The plaintiff Hospital for Joint Diseases, as assignee of Tami Cohen (hereinafter the hospital) made a prima facie showing of its entitlement to judgment as a matter of law on the first cause of action to recover payment for medical services by submitting, inter alia, the requisite billing forms, a certified mail receipt referencing the patient, a signed return receipt card also referencing the patient, and the affidavit of its biller averring that the defendant failed to pay the bill or issue a timely denial of claim form within 30 days (see Westchester Med. Ctr. v Safeco Ins. Co. of Am., 40 AD3d 984 [2007]; New York Univ. Hosp. Rusk Inst. v Government Empls. Ins. Co., 39 AD3d 832 [2007]; New York & Presbyt. Hosp. v Travelers Prop. Cas. Ins. Co., 37 AD3d 683, 683-684 [2007]; Westchester Med. Ctr. v AIG, Inc., 36 AD3d 900 [2007]). However, in opposition to the motion, the defendant submitted evidentiary proof that it timely requested additional information from the hospital to verify its claim, and that when the requested information was not received, it made a timely follow-up request. The defendant also offered unrebutted proof that the hospital ignored its verification requests. Since the requested verification was not provided, the 30-day period within which the defendant was obligated to pay or deny the hospital’s claim did not begin to run (see Hospital for Joint Diseases v ELRAC, Inc., 11 AD3d 432 [2004]; Hospital for Joint Diseases v State Farm Mut. Auto. Ins. Co., 8 AD3d 533, 534-535 [2004]; Westchester County Med. Ctr. v New York Cent. Mut. Fire Ins. Co., 262 AD2d 553, 555 [1999]), and the first cause of action was premature.

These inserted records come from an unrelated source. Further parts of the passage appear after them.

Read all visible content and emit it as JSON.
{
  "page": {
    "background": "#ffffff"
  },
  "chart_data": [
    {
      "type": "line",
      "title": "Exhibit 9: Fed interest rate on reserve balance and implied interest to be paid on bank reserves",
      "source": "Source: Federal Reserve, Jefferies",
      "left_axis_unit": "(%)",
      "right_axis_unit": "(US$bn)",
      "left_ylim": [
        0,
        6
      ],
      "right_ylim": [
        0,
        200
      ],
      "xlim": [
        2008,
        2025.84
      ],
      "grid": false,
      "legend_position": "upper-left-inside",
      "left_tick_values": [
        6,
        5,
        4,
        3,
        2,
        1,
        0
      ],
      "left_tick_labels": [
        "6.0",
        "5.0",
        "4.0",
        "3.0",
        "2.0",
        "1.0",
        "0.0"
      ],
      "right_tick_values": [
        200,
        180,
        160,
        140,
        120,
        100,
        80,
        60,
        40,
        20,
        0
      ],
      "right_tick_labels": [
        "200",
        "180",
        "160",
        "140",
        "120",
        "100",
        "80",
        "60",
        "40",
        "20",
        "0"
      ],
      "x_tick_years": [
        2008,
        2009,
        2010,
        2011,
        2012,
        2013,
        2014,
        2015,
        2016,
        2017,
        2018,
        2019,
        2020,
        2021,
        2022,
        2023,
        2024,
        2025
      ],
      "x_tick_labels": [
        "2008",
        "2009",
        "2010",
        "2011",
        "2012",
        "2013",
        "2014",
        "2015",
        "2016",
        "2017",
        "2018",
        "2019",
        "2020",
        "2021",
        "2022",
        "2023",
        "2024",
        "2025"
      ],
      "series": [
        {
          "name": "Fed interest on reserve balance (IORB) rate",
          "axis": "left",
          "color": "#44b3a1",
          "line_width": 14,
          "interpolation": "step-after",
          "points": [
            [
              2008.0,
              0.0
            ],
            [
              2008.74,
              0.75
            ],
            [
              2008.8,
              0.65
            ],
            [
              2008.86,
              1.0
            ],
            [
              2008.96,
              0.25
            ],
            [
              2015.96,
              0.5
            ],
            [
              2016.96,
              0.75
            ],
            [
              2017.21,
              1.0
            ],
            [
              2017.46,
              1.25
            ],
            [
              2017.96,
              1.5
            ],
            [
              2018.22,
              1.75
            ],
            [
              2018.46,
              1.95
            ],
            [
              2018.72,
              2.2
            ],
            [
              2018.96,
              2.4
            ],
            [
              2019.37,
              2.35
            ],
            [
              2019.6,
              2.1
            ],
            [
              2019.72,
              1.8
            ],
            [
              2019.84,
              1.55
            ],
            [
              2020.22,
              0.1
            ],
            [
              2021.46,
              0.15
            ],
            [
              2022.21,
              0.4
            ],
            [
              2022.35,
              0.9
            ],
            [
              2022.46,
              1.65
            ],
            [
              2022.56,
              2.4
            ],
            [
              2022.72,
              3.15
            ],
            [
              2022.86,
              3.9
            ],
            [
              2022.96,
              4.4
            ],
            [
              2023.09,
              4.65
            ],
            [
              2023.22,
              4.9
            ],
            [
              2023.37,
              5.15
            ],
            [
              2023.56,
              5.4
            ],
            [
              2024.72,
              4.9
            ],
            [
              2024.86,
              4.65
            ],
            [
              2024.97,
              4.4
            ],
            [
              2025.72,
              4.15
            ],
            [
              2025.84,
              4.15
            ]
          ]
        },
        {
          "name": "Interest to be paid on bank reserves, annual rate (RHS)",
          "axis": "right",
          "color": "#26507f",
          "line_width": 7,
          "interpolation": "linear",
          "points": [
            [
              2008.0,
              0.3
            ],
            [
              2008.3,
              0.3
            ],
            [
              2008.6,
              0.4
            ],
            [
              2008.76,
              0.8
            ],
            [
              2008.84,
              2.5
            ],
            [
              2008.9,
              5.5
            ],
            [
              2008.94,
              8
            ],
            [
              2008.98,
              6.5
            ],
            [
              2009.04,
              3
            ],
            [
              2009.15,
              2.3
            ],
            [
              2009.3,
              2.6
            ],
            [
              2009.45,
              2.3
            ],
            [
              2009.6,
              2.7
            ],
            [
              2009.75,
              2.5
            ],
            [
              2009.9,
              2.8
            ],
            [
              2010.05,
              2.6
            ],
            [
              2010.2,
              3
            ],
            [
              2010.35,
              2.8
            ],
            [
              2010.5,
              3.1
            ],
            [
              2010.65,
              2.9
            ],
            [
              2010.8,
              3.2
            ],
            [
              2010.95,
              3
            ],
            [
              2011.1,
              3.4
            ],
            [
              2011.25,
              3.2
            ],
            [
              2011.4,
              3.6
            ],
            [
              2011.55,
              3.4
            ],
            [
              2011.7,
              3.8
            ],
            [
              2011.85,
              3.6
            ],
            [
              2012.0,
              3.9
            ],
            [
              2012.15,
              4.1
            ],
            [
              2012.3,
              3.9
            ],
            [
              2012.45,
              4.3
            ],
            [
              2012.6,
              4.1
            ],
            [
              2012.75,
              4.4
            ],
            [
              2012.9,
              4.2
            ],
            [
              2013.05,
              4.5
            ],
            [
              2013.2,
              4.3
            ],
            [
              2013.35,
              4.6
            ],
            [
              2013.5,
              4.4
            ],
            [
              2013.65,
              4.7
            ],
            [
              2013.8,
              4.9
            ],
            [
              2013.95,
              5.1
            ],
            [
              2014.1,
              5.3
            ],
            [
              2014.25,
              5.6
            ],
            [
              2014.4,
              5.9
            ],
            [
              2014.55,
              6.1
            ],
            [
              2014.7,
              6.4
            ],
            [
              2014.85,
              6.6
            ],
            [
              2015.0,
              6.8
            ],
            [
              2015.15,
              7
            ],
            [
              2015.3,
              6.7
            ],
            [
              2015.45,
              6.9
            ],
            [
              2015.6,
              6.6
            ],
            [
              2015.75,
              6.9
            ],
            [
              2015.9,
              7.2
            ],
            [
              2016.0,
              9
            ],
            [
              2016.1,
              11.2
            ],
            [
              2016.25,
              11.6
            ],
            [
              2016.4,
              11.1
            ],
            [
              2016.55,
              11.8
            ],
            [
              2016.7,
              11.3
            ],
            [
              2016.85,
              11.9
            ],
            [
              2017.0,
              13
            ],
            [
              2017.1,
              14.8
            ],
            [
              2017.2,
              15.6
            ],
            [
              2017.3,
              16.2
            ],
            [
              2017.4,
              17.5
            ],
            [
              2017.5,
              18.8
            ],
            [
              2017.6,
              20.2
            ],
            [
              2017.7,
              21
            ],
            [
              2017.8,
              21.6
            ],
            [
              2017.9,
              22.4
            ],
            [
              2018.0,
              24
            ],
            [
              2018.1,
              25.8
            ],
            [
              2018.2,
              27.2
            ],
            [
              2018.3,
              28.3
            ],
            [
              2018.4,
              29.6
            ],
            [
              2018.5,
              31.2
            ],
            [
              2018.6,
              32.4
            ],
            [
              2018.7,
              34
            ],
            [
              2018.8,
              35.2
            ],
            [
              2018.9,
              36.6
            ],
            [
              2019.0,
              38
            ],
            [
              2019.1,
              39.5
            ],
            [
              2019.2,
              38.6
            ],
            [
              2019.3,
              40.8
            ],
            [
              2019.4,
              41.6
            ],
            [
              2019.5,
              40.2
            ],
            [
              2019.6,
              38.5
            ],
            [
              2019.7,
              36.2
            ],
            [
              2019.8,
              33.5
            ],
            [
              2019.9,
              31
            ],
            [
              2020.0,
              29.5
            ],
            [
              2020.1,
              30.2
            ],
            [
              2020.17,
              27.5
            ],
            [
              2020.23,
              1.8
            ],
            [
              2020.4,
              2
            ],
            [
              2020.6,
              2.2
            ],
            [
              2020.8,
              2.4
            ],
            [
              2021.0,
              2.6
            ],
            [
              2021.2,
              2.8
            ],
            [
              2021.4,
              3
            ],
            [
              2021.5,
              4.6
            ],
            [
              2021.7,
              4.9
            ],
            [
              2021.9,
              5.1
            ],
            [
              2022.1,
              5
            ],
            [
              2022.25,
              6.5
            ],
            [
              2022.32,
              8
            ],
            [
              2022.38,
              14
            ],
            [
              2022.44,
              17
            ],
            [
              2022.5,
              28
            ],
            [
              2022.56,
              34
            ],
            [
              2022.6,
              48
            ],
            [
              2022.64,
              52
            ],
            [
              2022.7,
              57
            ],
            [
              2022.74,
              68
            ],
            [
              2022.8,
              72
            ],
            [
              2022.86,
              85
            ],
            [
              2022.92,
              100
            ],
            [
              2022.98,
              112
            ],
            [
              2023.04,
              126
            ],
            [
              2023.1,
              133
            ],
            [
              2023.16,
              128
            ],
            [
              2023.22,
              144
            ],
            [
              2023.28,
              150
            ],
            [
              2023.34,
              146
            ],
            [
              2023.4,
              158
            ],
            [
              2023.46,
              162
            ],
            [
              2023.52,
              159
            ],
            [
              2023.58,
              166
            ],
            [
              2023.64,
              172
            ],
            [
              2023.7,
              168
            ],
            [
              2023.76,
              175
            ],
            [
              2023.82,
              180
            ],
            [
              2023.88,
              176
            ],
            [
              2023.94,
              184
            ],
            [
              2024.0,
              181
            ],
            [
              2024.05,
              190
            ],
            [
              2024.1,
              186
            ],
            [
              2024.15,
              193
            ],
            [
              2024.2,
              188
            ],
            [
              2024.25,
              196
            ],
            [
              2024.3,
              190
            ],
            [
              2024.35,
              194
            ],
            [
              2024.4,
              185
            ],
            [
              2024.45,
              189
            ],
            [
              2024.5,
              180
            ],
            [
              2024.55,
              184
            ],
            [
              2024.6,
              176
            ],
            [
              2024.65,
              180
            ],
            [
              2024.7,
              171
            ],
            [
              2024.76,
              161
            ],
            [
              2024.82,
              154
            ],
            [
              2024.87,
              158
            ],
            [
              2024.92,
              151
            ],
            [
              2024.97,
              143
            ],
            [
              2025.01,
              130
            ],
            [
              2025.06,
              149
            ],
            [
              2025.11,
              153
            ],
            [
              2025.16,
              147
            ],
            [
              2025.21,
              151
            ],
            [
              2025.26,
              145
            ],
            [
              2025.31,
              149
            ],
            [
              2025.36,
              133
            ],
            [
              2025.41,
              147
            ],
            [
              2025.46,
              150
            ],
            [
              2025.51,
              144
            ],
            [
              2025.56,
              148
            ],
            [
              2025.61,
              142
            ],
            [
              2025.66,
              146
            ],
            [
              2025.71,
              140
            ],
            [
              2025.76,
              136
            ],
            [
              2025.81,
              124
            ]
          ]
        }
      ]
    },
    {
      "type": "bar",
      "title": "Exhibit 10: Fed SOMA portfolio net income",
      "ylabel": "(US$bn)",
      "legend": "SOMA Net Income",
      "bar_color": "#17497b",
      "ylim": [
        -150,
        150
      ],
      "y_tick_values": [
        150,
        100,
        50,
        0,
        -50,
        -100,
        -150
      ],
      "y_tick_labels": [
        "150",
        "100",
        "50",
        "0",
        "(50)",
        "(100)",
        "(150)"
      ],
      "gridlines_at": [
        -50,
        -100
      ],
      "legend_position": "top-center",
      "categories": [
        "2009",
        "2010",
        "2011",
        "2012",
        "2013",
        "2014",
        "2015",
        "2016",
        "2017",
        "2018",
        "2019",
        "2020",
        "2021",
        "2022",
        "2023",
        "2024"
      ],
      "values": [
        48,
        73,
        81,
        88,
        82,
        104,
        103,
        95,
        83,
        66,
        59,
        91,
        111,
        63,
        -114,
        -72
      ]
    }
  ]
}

The hospital’s contention that the additional information which the defendant requested to verify its claim was improper or irrelevant is advanced for the first time on appeal, and thus is not properly before this Court (see Ozelkan v Tyree Bros. Envtl. Servs., Inc., 29 AD3d 877 [2006]; Hospital for Joint Diseases v Hertz Corp., 9 AD3d 391, 392 [2004]; St. Vincent’s Hosp. & Med. Ctr. v Allstate Ins. Co., 294 AD2d 425, 426 [2002]; Weber v Jacobs, 289 AD2d 226, 227 [2001]; St. Clare’s Hosp. v Allstate Ins. Co., 215 AD2d 641, 642 [1995]). Crane, J.P., Spolzino, Krausman and McCarthy, JJ., concur.